The Functional Consequences of RNA Editing
Research Focus
Adenosine deaminases that act on RNA (ADARs) deaminate adenosines to inosines in structured regions of RNAs. Inosines basepair with cytosines and therefore ADAR-mediated RNA-editing can recode RNAs, and change the folding and fate of RNAs. Moreover, ADARs mark endogenous RNAs as „self“ thereby preventing the activation of innate immune signals.
Main Objectives
We aim to understand the consequences of protein-recoding. We do this by studying the editing event in the highly conserved actin crosslinking proteins Filamin A and Filamin B. Weh ave gerenated transgenic mice with altered Filamin editing patterns and can demonstrate that these mice develop several pathologies. We are aiming at understanding the molecular mechanism triggering disease progression and aim at linking our findings to human pathologies.
Another aim of the lab is to understand how the presence of inosines in structured RNAs can prevent the activation of innate immune signaling. To do so, we test RNA modifications for their ability to activate interferon responses. We also isolate cellular RNAs that trigger innate immune signaling to decipher the signatures of immune activating and immune silencing RNAs.
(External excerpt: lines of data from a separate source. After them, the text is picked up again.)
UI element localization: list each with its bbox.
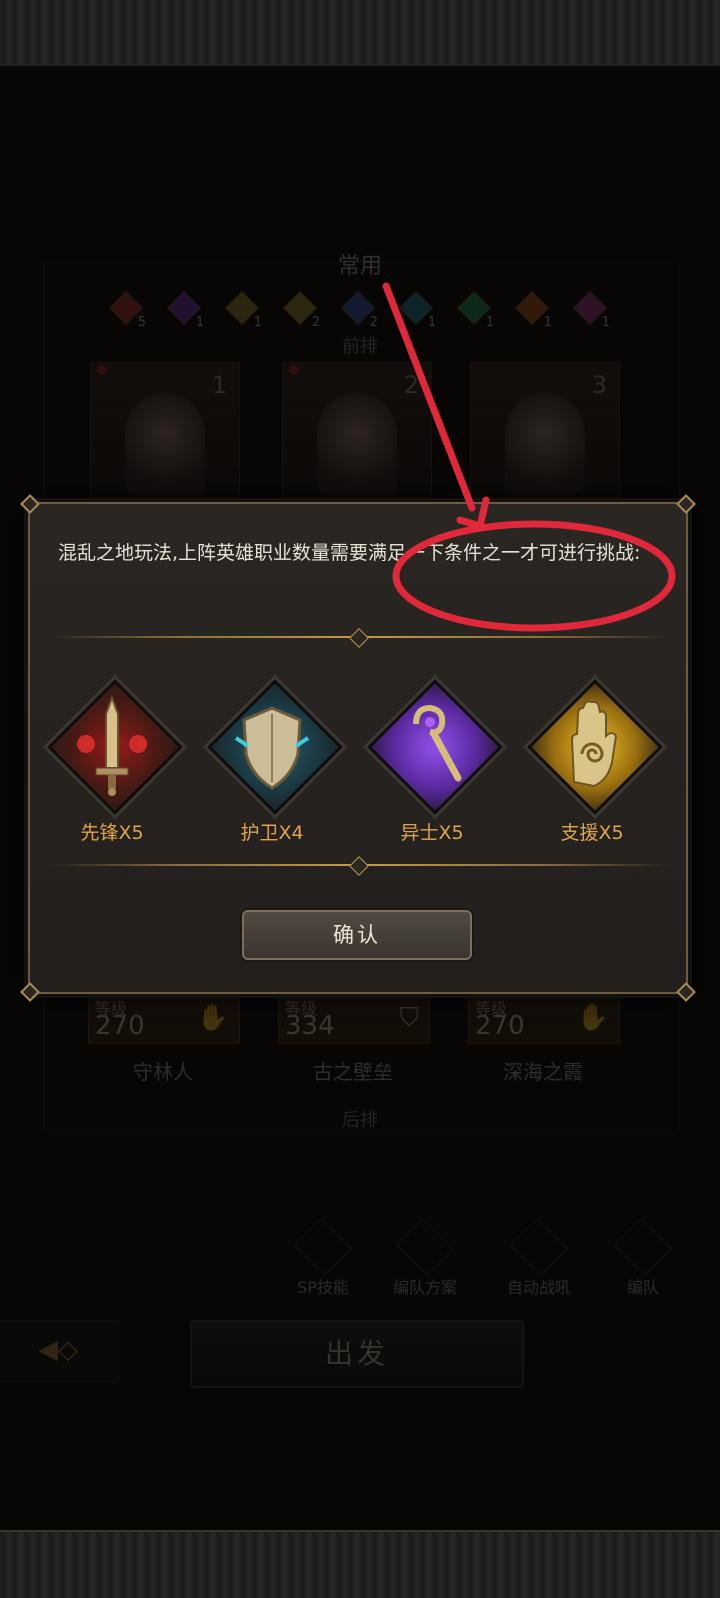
condition-label: 异士X5 [400, 822, 464, 844]
confirm-label: 确认 [333, 923, 381, 947]
confirm-button[interactable]: 确认 [242, 910, 472, 960]
condition-dialog: 混乱之地玩法,上阵英雄职业数量需要满足一下条件之一才可进行挑战: 先锋X5 护卫… [20, 494, 696, 1002]
shield-icon [202, 674, 348, 820]
condition-support: 支援X5 [522, 674, 668, 845]
divider-bottom [50, 856, 670, 876]
condition-label: 先锋X5 [80, 822, 144, 844]
condition-mystic: 异士X5 [362, 674, 508, 845]
condition-label: 支援X5 [560, 822, 624, 844]
condition-guardian: 护卫X4 [202, 674, 348, 845]
condition-vanguard: 先锋X5 [42, 674, 188, 845]
divider-top [50, 628, 670, 648]
bottom-frame-border [0, 1530, 720, 1598]
sword-icon [42, 674, 188, 820]
staff-icon [362, 674, 508, 820]
condition-label: 护卫X4 [240, 822, 304, 844]
top-frame-border [0, 0, 720, 66]
hand-icon [522, 674, 668, 820]
dialog-message: 混乱之地玩法,上阵英雄职业数量需要满足一下条件之一才可进行挑战: [58, 542, 641, 564]
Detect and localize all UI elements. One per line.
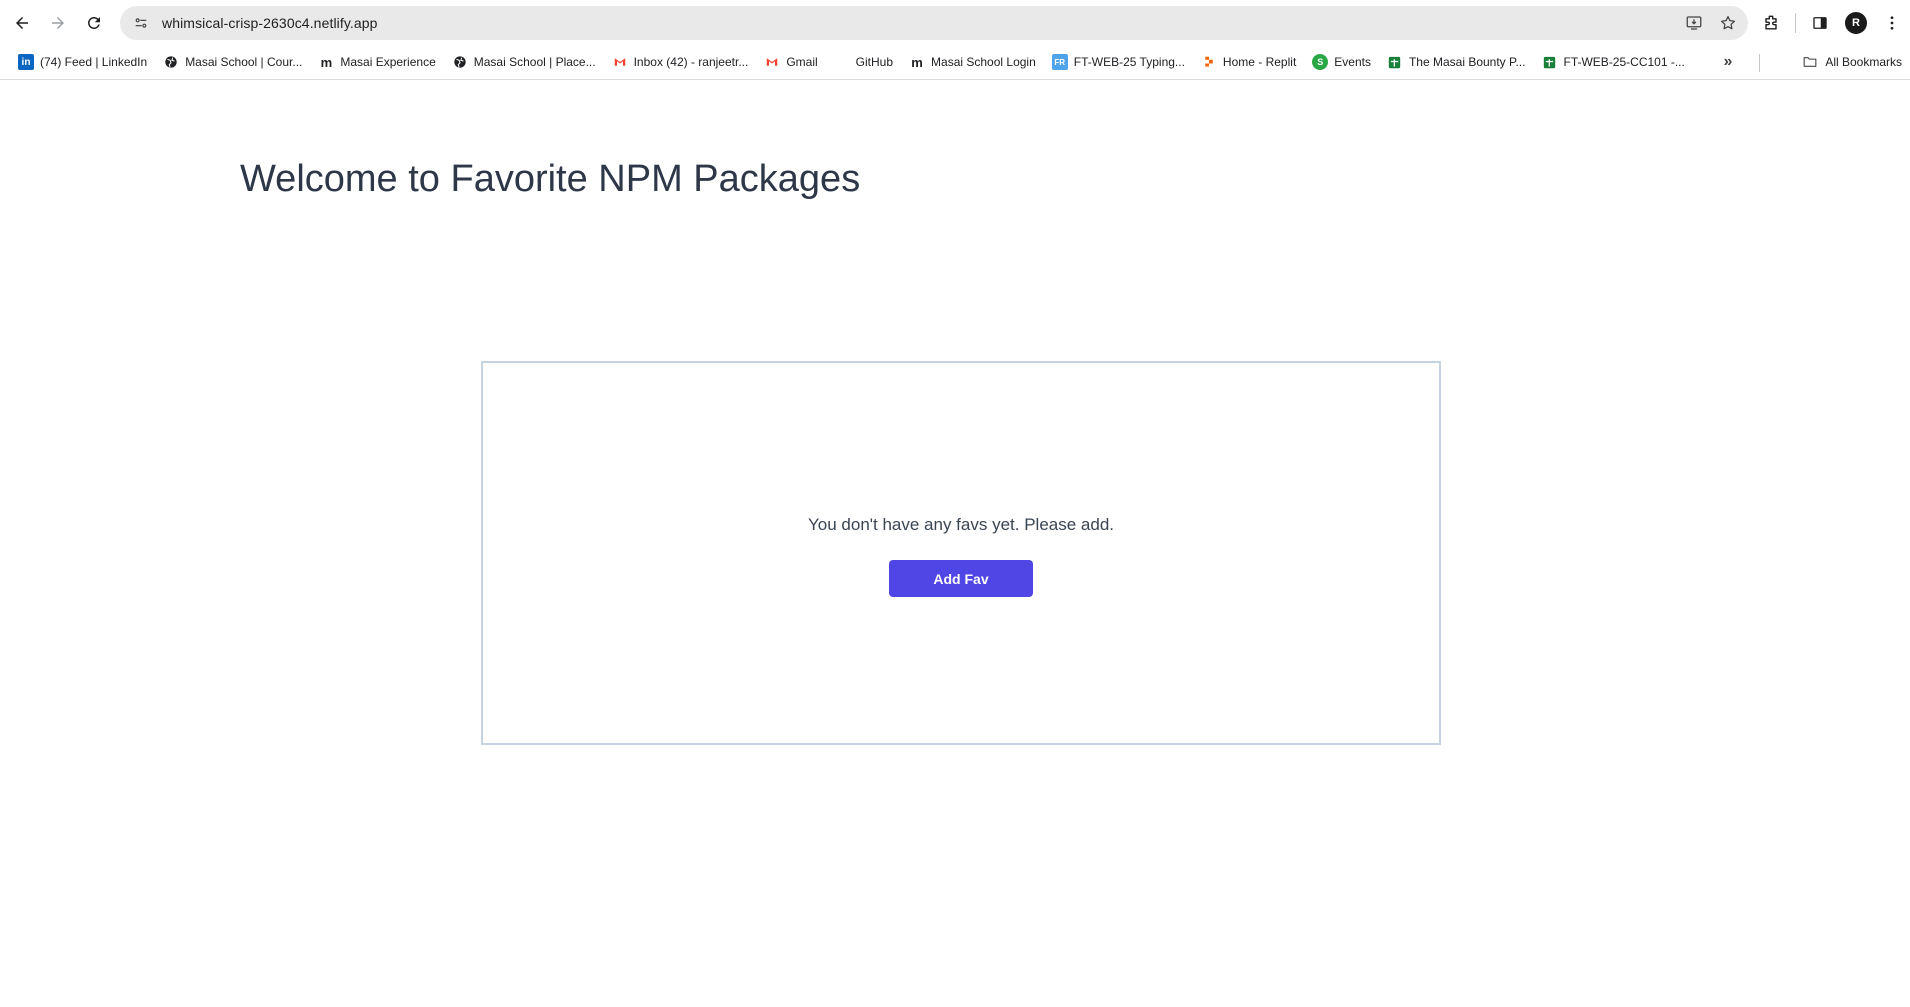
bookmark-cc101[interactable]: FT-WEB-25-CC101 -... — [1533, 48, 1692, 76]
bookmark-label: Masai School | Place... — [473, 55, 596, 69]
profile-avatar[interactable]: R — [1838, 5, 1874, 41]
gmail-icon — [764, 54, 780, 70]
back-button[interactable] — [4, 5, 40, 41]
all-bookmarks-label: All Bookmarks — [1825, 55, 1902, 69]
avatar-icon: R — [1845, 11, 1867, 34]
menu-kebab-icon[interactable] — [1874, 5, 1910, 41]
bookmark-github[interactable]: GitHub — [826, 48, 901, 76]
bookmark-label: (74) Feed | LinkedIn — [40, 55, 148, 69]
install-app-icon[interactable] — [1684, 13, 1704, 33]
bookmarks-divider — [1759, 54, 1760, 72]
bookmark-label: Home - Replit — [1222, 55, 1297, 69]
folder-icon — [1801, 53, 1819, 71]
bookmark-linkedin[interactable]: in (74) Feed | LinkedIn — [10, 48, 155, 76]
typing-icon: FR — [1051, 54, 1068, 70]
browser-toolbar: whimsical-crisp-2630c4.netlify.app R — [0, 0, 1910, 45]
side-panel-icon[interactable] — [1802, 5, 1838, 41]
forward-button[interactable] — [40, 5, 76, 41]
bookmark-inbox[interactable]: Inbox (42) - ranjeetr... — [604, 48, 757, 76]
reload-button[interactable] — [76, 5, 112, 41]
favorites-panel: You don't have any favs yet. Please add.… — [481, 361, 1441, 745]
reload-icon — [87, 16, 100, 29]
bookmark-label: Gmail — [786, 55, 818, 69]
sheets-icon — [1387, 54, 1403, 70]
bookmarks-overflow-icon[interactable]: » — [1714, 48, 1742, 76]
globe-icon — [452, 54, 468, 70]
bookmark-events[interactable]: S Events — [1304, 48, 1379, 76]
github-icon — [834, 54, 850, 70]
bookmark-label: Masai School | Cour... — [185, 55, 303, 69]
empty-state-message: You don't have any favs yet. Please add. — [808, 515, 1114, 534]
address-bar[interactable]: whimsical-crisp-2630c4.netlify.app — [120, 6, 1748, 40]
toolbar-divider — [1795, 12, 1796, 33]
linkedin-icon: in — [18, 54, 34, 70]
gmail-icon — [612, 54, 628, 70]
arrow-left-icon — [16, 16, 28, 29]
bookmark-label: Masai School Login — [931, 55, 1036, 69]
bookmarks-bar: in (74) Feed | LinkedIn Masai School | C… — [0, 45, 1910, 80]
bookmark-gmail[interactable]: Gmail — [756, 48, 825, 76]
bookmark-masai-experience[interactable]: m Masai Experience — [310, 48, 443, 76]
bookmark-masai-bounty[interactable]: The Masai Bounty P... — [1379, 48, 1534, 76]
arrow-right-icon — [52, 16, 64, 29]
replit-icon — [1201, 54, 1217, 70]
globe-icon — [163, 54, 179, 70]
masai-m-icon: m — [911, 54, 923, 70]
site-info-icon[interactable] — [130, 12, 152, 34]
bookmark-label: The Masai Bounty P... — [1408, 55, 1526, 69]
bookmark-masai-placements[interactable]: Masai School | Place... — [444, 48, 604, 76]
bookmark-masai-login[interactable]: m Masai School Login — [901, 48, 1044, 76]
extensions-icon[interactable] — [1753, 5, 1789, 41]
bookmark-label: Masai Experience — [340, 55, 436, 69]
masai-m-icon: m — [320, 54, 333, 70]
bookmark-label: GitHub — [855, 55, 894, 69]
url-text[interactable]: whimsical-crisp-2630c4.netlify.app — [162, 15, 378, 31]
bookmark-label: FT-WEB-25-CC101 -... — [1563, 55, 1685, 69]
add-fav-button[interactable]: Add Fav — [889, 560, 1033, 597]
all-bookmarks-button[interactable]: All Bookmarks — [1797, 48, 1906, 76]
events-icon: S — [1312, 54, 1329, 70]
bookmark-label: FT-WEB-25 Typing... — [1073, 55, 1185, 69]
sheets-icon — [1541, 54, 1557, 70]
page-title: Welcome to Favorite NPM Packages — [240, 158, 861, 200]
bookmark-label: Events — [1334, 55, 1371, 69]
bookmark-label: Inbox (42) - ranjeetr... — [633, 55, 749, 69]
bookmark-typing[interactable]: FR FT-WEB-25 Typing... — [1044, 48, 1193, 76]
bookmark-replit[interactable]: Home - Replit — [1193, 48, 1304, 76]
bookmark-masai-courses[interactable]: Masai School | Cour... — [155, 48, 310, 76]
bookmark-star-icon[interactable] — [1718, 13, 1738, 33]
As a joint effort within RNA-Deco we aim at understanding how RNA modifications affect the thermodynamic stability of RNAs and how different RNA modifications can cross-talk to each other.
Content of Research
We use transgenic mice, cell biological tools, and transcriptome analyses to study the consequences of RNA-editing events. Using mice deficient in either of the two RNA-editing enzymes ADAR1 or ADAR2 we study the interplay with other RNA processing machineries. Mouse models modulating filamin pre-mRNA editing is used to study the consequences of this highly conserved RNA-editing event.